É aquele tipo de filme de ficção-científica onde ninguém parece humano, nem os humanos; quase todo o diálogo gira em torno da trama; as criaturas engraçadinhas não são tão engraçadas, e os desvios do roteirista/diretor fazem o filme se estender por penosas 2 horas e 15 minutos. Uma proeza em si, porque o enredo de Valerian é quase inexistente. Uma das poucas boas sacadas do filme – ainda que clichê – é começar ao som de “Space Oddity” de David Bowie na trilha. Ao som deste clássico, Besson nos mostra a fundação da tal Cidade dos Mil Planetas, ainda no começo do século XXI. Ouvir Bowie no cinema é um dos dois pontos altos do longa, sendo o outro uma façanha dos efeitos descrita mais à frente.
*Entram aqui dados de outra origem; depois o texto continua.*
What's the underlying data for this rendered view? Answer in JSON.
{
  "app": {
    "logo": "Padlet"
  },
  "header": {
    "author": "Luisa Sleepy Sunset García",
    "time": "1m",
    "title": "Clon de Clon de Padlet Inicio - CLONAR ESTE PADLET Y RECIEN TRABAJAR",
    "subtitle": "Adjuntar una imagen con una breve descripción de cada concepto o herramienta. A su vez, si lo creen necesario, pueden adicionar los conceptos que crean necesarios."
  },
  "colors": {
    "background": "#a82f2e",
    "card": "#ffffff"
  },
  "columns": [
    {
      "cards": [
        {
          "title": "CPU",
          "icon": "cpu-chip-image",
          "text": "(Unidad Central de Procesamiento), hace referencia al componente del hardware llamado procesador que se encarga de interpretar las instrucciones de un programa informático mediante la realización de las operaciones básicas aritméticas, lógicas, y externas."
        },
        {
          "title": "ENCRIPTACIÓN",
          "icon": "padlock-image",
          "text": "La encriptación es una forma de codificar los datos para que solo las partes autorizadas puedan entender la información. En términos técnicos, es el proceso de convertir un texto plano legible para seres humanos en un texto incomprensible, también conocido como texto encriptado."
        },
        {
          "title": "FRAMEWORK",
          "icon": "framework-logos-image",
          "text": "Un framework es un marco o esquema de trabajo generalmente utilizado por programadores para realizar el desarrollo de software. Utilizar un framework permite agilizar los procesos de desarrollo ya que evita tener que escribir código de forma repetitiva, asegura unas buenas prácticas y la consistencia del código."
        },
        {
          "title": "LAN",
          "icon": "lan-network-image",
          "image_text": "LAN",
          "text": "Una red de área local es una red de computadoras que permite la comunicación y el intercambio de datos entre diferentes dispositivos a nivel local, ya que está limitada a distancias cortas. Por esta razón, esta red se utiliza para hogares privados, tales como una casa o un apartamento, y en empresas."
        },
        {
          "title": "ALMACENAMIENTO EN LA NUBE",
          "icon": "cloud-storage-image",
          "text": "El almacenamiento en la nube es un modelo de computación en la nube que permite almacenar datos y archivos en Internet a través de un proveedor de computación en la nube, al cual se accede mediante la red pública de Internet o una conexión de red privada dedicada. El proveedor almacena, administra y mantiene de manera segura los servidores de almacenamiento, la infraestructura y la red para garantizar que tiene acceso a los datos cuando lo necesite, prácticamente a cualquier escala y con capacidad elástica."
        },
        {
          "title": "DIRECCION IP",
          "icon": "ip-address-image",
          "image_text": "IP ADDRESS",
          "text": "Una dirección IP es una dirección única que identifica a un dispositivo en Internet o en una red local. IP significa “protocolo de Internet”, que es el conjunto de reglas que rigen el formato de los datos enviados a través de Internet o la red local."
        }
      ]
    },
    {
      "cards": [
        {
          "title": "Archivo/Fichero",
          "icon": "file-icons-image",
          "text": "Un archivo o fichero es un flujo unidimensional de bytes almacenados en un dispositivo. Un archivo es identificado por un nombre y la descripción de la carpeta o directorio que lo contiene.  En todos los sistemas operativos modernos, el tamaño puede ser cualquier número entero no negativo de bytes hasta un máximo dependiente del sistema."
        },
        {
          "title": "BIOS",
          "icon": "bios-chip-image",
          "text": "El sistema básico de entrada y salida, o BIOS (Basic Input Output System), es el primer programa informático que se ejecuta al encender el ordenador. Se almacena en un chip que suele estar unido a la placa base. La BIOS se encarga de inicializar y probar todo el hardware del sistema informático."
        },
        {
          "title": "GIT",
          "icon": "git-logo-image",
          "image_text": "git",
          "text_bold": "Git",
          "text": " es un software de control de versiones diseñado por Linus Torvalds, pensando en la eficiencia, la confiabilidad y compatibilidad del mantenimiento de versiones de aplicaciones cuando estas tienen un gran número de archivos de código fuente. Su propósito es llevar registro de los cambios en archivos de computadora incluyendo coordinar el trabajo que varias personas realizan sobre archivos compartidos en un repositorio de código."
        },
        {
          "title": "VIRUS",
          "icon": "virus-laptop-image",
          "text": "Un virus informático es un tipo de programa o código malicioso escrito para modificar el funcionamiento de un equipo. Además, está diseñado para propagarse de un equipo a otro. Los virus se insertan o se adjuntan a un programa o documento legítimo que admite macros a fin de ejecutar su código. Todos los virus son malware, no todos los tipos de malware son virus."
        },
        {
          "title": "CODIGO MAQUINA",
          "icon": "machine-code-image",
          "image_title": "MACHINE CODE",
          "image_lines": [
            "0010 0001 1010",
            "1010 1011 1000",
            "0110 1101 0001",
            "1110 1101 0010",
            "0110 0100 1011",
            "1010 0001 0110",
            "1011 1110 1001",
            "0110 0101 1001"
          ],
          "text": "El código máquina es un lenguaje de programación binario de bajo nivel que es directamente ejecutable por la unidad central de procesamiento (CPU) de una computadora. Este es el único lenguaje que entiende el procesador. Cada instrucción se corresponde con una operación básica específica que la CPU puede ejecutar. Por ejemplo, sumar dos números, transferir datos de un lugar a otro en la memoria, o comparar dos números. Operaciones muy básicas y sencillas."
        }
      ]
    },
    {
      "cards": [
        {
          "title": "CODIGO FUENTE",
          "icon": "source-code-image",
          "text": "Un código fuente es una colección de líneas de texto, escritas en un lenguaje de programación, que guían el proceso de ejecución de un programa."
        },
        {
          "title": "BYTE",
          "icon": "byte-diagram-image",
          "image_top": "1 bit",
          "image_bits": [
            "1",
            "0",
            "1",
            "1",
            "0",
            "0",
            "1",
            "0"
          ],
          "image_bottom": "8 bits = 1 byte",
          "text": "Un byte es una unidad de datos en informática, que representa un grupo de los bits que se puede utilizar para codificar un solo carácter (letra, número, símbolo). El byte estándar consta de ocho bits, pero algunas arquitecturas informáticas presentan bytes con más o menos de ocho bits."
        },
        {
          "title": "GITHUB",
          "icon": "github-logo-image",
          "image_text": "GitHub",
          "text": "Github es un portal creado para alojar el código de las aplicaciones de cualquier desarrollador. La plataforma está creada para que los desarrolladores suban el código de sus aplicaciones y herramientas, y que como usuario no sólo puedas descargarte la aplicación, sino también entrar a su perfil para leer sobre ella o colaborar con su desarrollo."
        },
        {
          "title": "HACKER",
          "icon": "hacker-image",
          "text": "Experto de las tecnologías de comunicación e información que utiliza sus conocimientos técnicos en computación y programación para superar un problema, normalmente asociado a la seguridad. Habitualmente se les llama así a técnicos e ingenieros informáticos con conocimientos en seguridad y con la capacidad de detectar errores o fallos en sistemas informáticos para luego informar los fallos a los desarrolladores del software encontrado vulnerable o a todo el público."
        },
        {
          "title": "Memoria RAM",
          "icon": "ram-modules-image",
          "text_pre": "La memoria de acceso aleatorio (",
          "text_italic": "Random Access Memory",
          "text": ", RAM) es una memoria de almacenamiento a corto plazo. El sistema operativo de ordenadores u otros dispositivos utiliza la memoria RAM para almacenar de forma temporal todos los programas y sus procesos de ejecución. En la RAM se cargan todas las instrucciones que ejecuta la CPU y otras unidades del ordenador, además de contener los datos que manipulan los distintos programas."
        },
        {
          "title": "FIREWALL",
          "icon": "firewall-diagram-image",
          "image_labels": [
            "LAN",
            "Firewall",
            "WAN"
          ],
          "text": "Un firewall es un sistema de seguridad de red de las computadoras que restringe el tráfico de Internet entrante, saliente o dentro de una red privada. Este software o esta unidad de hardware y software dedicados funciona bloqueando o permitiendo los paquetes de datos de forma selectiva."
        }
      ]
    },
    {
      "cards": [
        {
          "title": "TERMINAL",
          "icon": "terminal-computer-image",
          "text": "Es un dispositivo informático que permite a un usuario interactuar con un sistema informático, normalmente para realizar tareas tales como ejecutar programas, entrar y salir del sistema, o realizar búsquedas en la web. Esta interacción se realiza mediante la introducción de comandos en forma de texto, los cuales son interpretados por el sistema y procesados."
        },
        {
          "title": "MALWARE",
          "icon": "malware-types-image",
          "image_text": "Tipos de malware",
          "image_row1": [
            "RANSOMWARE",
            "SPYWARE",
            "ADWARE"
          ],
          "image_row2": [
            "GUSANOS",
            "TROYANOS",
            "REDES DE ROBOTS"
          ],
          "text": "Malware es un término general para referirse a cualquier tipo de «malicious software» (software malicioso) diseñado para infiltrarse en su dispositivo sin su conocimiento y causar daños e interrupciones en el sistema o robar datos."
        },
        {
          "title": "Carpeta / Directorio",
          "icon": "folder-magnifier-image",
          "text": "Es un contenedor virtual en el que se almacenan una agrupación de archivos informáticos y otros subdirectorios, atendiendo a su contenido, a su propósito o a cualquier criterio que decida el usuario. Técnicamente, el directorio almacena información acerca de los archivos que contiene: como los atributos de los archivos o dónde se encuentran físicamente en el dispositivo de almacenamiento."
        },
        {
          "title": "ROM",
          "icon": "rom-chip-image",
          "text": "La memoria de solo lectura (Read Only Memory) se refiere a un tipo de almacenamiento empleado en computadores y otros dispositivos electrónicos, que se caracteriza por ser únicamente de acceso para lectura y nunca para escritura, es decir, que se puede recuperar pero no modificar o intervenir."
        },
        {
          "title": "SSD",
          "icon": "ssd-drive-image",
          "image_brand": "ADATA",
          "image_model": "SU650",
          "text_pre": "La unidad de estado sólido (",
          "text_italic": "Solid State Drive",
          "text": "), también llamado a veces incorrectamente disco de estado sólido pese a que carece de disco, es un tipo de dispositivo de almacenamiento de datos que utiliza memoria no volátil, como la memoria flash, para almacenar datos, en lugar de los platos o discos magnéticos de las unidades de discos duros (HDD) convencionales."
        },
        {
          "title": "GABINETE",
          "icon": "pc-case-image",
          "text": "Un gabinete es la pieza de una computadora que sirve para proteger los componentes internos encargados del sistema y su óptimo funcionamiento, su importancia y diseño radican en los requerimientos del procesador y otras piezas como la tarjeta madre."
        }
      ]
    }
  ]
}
Então pulamos para o século XXVIII, onde encontramos os aventureiros Valerian (Dane DeHaan) e Laureline (Cara Delevingne).

Valerian e Laureline são agentes especiais em busca de um MacGuffin… Não, de um “coletor”… Dane-se, um MacGuffin alienígena, um bichinho que produz um cocozinho valioso – e não, leitor, não estou brincando quanto a isto. Mas o que dizer de um roteiro que inclui uma nave espacial dirigida por um joystick, um diálogo artificial do computador da nave apresentando a Cidade de Mil Planetas aos dois heróis – ora, eles já não deviam conhecer o lugar? – e um terceiro ato no qual os personagens ficam uns 10 minutos despejando diálogos expositivos sobre o espectador para não deixar ninguém sem entender a trama?

Ah, e a cantora Rihanna aparece por alguma razão, assim como o músico de jazz Herbie Hancock – os elencos dos filmes de Besson sempre foram, digamos, ecléticos. Curiosamente, os dois até que não passam vergonha, embora o mesmo não se possa dizer dos experientes Clive Owen e Ethan Hawke, este último em especial pagando o maior mico da carreira. Mas, ei, quem nunca?

Já quanto ao casal principal… O mais próximo de algo humano que se vê em Valerian são as tentativas do personagem-título de convencer a sua companheira a casar com ele. Mas mesmo isso é estranho: Quando Laureline lista as várias conquistas de Valerian, o rapaz responde que teve “alguns desvios” quando jovem. Considerando que DeHaan não parece ter mais de 18 anos, ficamos pensando sobre a infância interessante que ele deve ter tido. Apesar de bom ator, DeHaan é fraco no papel, incapaz de fazer um jovem Han Solo, e o roteiro também não lhe dá nada com que trabalhar. Já Delevingne está constrangedora em cena, fraca e cada vez mais refém das caras e bocas do meio para o fim do filme.

O que se salva são os efeitos visuais, inegavelmente bons e pagos com todo o dinheiro já arrecadado pelos Cargas Explosivas e Buscas Implacáveis, todos produções de Besson. O 3D é eficiente em várias cenas, com imersão e uma grande profundidade de campo para tornar o visual interessante. E o plano em que Valerian corre através das paredes da cidade, para pegar “o caminho mais curto” até seu objetivo, é divertido e impressionante, uma façanha da equipe dos efeitos.

O fato é que Valerian, a HQ, pode ter sido muito influente, mas Valerian, o filme, chega com atraso de uns 30 e poucos anos, no mínimo. O que o Besson roteirista faz no longa é reciclar clichês, coisas que poderiam até ser novas na época em que ele leu a HQ pela primeira vez, mas já incorporadas há muito pelo cinema fantástico. Não há nada em Valerian que já não tenhamos visto nos Star Wars, nos Star Trek, em Avatar, nos Guardiões da Galáxia… Com seu filme, Besson tenta marcar terreno na arena do cinema sci-fi, mas o projeto dele já nasceu velho, e ele mesmo não consegue torná-lo interessante, inovador, diferente.

Ora, quando a Rihanna começa a fazer seu número e constatamos que o longa gasta meia hora em algo que nada serviu para o enredo; quando vemos a civilização de modelos emergir de uma passarela… opa, portal, no final; e quando vemos o Valerian tendo uma crise moral a ponto de apoiar a sua organização militar minutos depois de ter socado seu superior, não há o que ignorar. Valerian e a Cidade dos Mil Planetas devia ser divertido, mas começa sem vida e termina ridículo.  Besson cria o seu Star Wars, de fato, mas é um Star Wars sem a Força, sem a Jornada do Herói, sem um vilão de peso, e no qual acompanhamos um menino metido a Han Solo e a sua namorada com eterna cara de entediada, indo de um lado a outro do universo. Ao criar o seu Star Wars, Luc Besson faz o George Lucas dos últimos tempos parecer bem na fita.